What should we do about it?
Greenspring believes that markets are extremely efficient. Nothing about this current sell-off has changed our view on that belief. Buyers and sellers of stocks are coming together in the market every day to trade at mutually agreed-upon prices. For every seller who thinks a stock is too high, a buyer has an alternative viewpoint. This is why it is so difficult to beat the market by timing when to get in and out. You have to know more than the people you are trading against and traders in the market today have the same information you and I have.
For most of us, we need our money to last for decades, not months, so balancing safety with growth is essential. With that being said, here are some things Greenspring is recommending or doing right now:
A portfolio rebalances– We don’t know when the bottom will come, but rebalancing into some of the worst-performing asset classes (buying low) can work to your advantage over time. Greenspring is monitoring every client portfolio and doing this when it is advantageous.
Tax-loss harvest– If you have an investment worth less than what you paid for it, you can sell it and reinvest the proceeds into a similar investment. By doing this, you maintain exposure to the asset class AND realize a loss for tax purposes. This can be used to offset income (up to $3,000) and future capital gains you may realize in the future.
Continue to dollar-cost average– If you contribute to a retirement plan or a taxable investment account via monthly contributions, you are now buying shares at much lower prices. One of the best strategies to recover from downturns is to continue to invest through it, thereby lowering your cost basis and time to recover.

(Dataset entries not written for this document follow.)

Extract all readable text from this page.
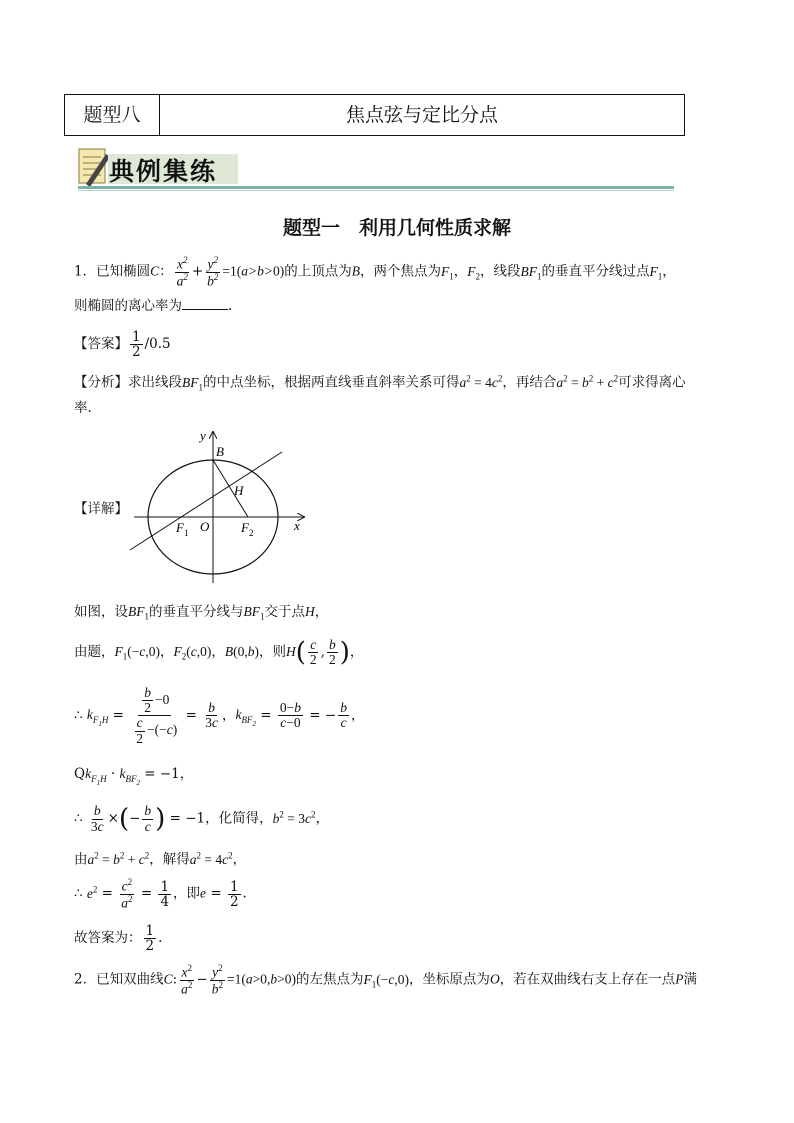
题型八	焦点弦与定比分点
典例集练
题型一　利用几何性质求解
1．已知椭圆C： $\frac{x^2}{a^2} + \frac{y^2}{b^2} =1(a>b>0)$的上顶点为B，两个焦点为$F_1$，$F_2$，线段$BF_1$的垂直平分线过点$F_1$，
则椭圆的离心率为	.
【答案】 $\frac{1}{2} /0.5$
【分析】求出线段$BF_1$的中点坐标，根据两直线垂直斜率关系可得$a^2 = 4c^2$，再结合$a^2 = b^2 + c^2$可求得离心
率.
【详解】
y
x
B
H
O
F 1	F 2
如图，设$BF_1$的垂直平分线与$BF_1$交于点H，
由题，$F_1(-c,0)$，$F_2(c,0)$，B(0,b)，则$H( \frac{c}{2}$ , $\frac{b}{2}$ )，
∴ $k_{F_1H} = \frac{\frac{b}{2} -0}{\frac{c}{2} -(-c)} = \frac{b}{3c}$ ，$k_{BF_2} = \frac{0-b}{c-0}$ = − $\frac{b}{c}$ ，
$Qk_{F_1H} \cdot k_{BF_2} = -1$，
∴ $\frac{b}{3c}$ ×(− $\frac{b}{c}$ ) = −1，化简得，$b^2 = 3c^2$，
由$a^2 = b^2 + c^2$，解得$a^2 = 4c^2$，
∴ $e^2 = \frac{c^2}{a^2} = \frac{1}{4}$ ，即$e = \frac{1}{2}$ .
故答案为： $\frac{1}{2}$ .
2．已知双曲线C: $\frac{x^2}{a^2} - \frac{y^2}{b^2} =1(a>0,b>0)$的左焦点为$F_1(-c,0)$，坐标原点为O，若在双曲线右支上存在一点P满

Revisit your risk tolerance, and your financial plan- There are two questions to consider. First, can you handle the volatility your portfolio is experiencing right now? And second, do the current changes in value impact your financial plan? Greenspring is prepared to help if you are unsure of the answer.

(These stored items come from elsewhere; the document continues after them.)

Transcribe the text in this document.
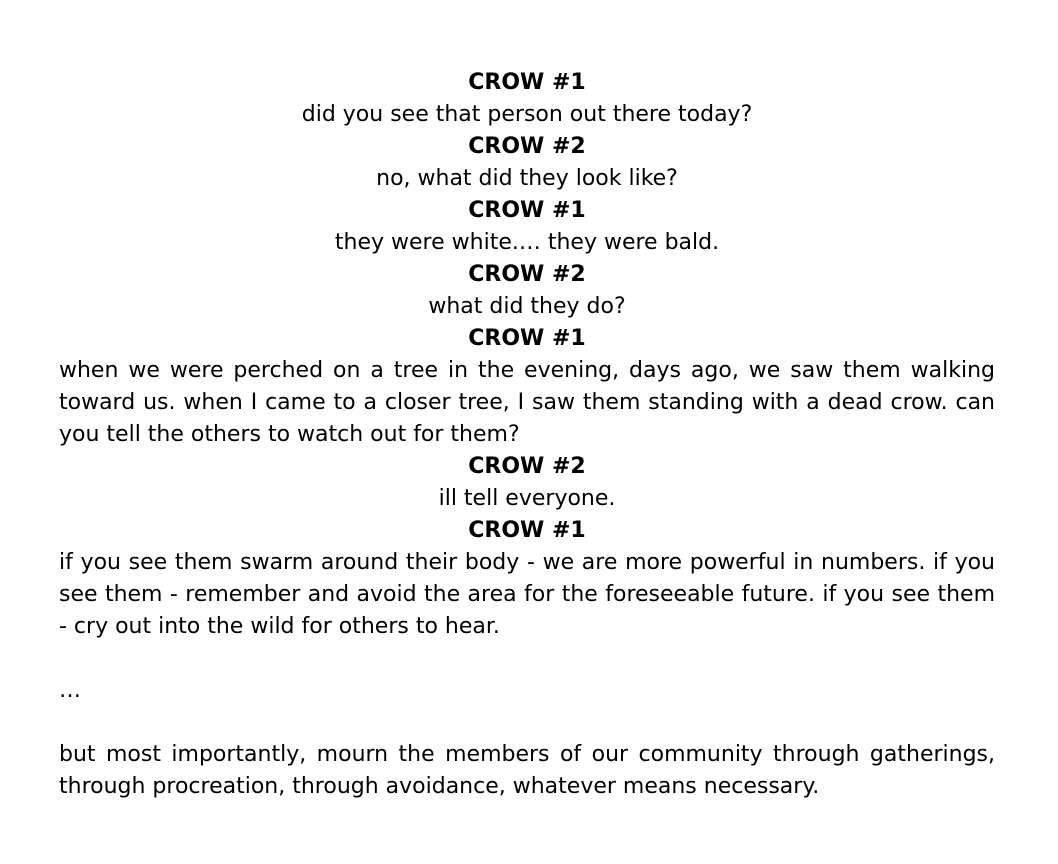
CROW #1

did you see that person out there today?

CROW #2

no, what did they look like?

CROW #1

they were white.… they were bald.

CROW #2

what did they do?

CROW #1

when we were perched on a tree in the evening, days ago, we saw them walking toward us. when I came to a closer tree, I saw them standing with a dead crow. can you tell the others to watch out for them?

CROW #2

ill tell everyone.

CROW #1

if you see them swarm around their body - we are more powerful in numbers. if you see them - remember and avoid the area for the foreseeable future. if you see them - cry out into the wild for others to hear.

…

but most importantly, mourn the members of our community through gatherings, through procreation, through avoidance, whatever means necessary.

Consider refinancing– Because of the flight towards safety, interest rates have plummeted to all-time lows. If you have a high-interest rate debt or a mortgage, it may be worth reviewing your current rate versus what is available today. Again, please contact us if you’d like us to analyze your options.
Finally, this is not the first pandemic we have experienced, and it likely won’t be the last. In every prior case, the market has experienced disruption, then gone on to perform higher highs. It isn’t easy to see how this event will be different. The numbers may change, and it may be more or less severe than prior episodes, but the world is not ending. Humans will continue to innovate, making life better in the future with new goods and services we can’t even imagine today. That also means, over the long term, companies will generate wealth for their owners. When we look at the stock market (S&P 500), $1 invested in 1926 has grown to over $7,000 through 2019. We experienced a great depression, high inflation, multiple wars, countless economic and political scandals, and the occasional pandemic during this period. We continue to believe staying the course for long-term investors is the best strategy.